It’s time to create a Caring Cymru for unpaid carers

Rob Simkins, Carers Wales
Across Wales, hundreds of thousands of people work tirelessly every day helping to look after family members, friends and neighbours. They do this without pay, sometimes alongside paid employment and in many cases at great sacrifice to their health and wellbeing and their own hopes and dreams.
These are the nearly 500,000 unpaid carers whose caring roles prop up our health and social care services and underpin the fabric of our communities, supporting hundreds of thousands of people to live healthier, happier and more independent lives. As well as these hard to measure impacts, research indicates that to replace the care provided by Wales’s unpaid carers would cost over £10 billion per year. This is a conservative estimate.
If unpaid carers across Wales were unwilling or unable to provide care, the impact it would have on our systems and society would be unimaginable.
So, who cares for the carers?
For years, despite their fundamental importance to services and society, unpaid carers have been left to get on with little to no support for their caring role. This is despite duties often being all-consuming, with many having to give up careers, being forced into loneliness and isolation, pushed into poverty and, in some cases, suffering injury and trauma as a direct result of their caring role. For many carers whose caring roles are particularly intense and heavy, every day is a battle to try and seek the support they need and deserve, whilst balancing competing needs for one or more people who rely on them for vital support.
Whoever forms the next Welsh Government must use May’s election as an opportunity to draw a line under this story, and ensure unpaid carers are prioritised adequately across all relevant areas of Government and policy. As fundamental as unpaid care is to the health and wellbeing of our nation, I would bet the house that – if mentioned at all in the run-in to the May Senedd elections – unpaid care will be given a tiny fraction of the attention received by NHS waiting lists, the economy and other policy areas.
Not just talk, but real action
As well as marking one of the most consequential elections in Wales’s history, 2026 also marks a decade since the main piece of law relating to unpaid carers came into force. The Social Services and Well-being (Wales) Act – on paper, a positive and progressive piece of legislation giving rights to carers and setting clear duties as to what support carers should receive. In reality, carers’ experiences fall far short of their rights under Welsh law.
Successive reports from Carers Wales, the Ombudsman and even the Government’s own review of the Act show serious failures in its implementation – with the tangible real world impact of carers going without the support to which they are entitled.
Until unpaid care is embedded across Government (local, devolved and reserved) services and within society, the same issues will persist.
We explored how better join-up between unpaid care policy and other key areas of Government can and should look in the first ever Care Policy Scorecard for Wales which we launched with colleagues in Oxfam Cymru and the Bevan Foundation in 2025.
Are you a carer?
Some people reading this article may well be – for the first time – considering that they themselves may be unpaid carers. If this has made you think, then you can find out more about caring and how to get help here. Many carers will be looking after somebody for years before they are identified as carers, often having to self-ID and seek support, having been missed by professionals across government services whilst they’ve been busy supporting the people for whom they care.

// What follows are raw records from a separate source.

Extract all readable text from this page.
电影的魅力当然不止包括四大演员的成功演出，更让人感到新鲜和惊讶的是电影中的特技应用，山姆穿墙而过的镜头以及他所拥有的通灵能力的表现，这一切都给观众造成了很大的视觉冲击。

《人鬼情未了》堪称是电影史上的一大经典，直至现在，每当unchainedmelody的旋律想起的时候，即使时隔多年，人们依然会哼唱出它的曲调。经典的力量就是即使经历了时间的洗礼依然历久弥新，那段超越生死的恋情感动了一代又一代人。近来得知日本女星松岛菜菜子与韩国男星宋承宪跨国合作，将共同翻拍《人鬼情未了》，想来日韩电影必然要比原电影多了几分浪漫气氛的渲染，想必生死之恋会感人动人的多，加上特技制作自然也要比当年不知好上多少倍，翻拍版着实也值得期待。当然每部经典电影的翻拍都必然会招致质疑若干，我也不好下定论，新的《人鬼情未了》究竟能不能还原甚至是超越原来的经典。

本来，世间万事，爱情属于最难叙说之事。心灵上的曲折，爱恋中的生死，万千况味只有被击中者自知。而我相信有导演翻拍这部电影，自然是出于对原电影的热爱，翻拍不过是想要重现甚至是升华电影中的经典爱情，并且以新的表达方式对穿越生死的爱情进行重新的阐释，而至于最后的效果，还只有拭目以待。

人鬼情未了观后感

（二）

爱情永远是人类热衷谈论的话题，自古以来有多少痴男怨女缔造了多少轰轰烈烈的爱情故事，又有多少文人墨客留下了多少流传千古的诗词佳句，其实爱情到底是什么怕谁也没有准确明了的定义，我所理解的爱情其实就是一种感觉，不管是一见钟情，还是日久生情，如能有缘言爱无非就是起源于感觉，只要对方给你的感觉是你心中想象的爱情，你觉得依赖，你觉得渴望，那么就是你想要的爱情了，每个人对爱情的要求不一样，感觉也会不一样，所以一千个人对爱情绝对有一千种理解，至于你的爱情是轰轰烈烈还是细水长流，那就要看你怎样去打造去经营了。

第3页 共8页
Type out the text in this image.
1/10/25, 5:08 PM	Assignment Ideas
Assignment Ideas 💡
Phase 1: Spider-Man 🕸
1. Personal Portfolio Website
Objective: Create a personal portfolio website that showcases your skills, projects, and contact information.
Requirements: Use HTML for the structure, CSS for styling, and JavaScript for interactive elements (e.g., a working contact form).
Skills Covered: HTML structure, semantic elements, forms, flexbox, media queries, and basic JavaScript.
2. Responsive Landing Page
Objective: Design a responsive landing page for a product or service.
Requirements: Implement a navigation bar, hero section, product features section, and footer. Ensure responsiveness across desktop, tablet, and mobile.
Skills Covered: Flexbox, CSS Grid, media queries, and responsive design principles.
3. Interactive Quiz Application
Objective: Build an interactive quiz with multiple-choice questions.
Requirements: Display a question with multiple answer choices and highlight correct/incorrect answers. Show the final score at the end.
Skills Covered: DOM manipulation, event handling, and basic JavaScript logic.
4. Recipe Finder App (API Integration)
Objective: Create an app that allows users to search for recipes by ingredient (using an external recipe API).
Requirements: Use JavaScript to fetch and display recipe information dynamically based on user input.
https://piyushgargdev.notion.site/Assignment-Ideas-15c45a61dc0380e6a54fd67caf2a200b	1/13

We’ve worked with carers to produce a full manifesto of asks for the next Government, but one of the single biggest things that would make a difference would be a greater awareness of carers across Government, services, and the media.
Unpaid carers hold Wales together, yet their contribution is still too often overlooked, under‑resourced and taken for granted. The laws, strategies and commitments already exist—what’s missing is the determination to implement them fully and fairly. Care is not a side issue: it is the engine that keeps our communities, our services and our economy moving. The next Welsh Government must make unpaid care impossible to ignore, embedding it across every department, every policy, every budget. Warm words will not sustain carers any longer. Only action will. And action must start now, before the weight they carry becomes impossible to bear.
Amidst the struggle, there is hope: with decisive action, Wales can become a place where carers are valued, supported and able to thrive alongside the people they love.
(Carers Wales works to make life better for unpaid carers by providing expert information, advice and practical support. They connect carers and build supportive communities, ensuring no one has to care alone, while also using their insight and innovation to improve services. They campaign for lasting change so that carers are properly recognised, valued and supported across Wales.)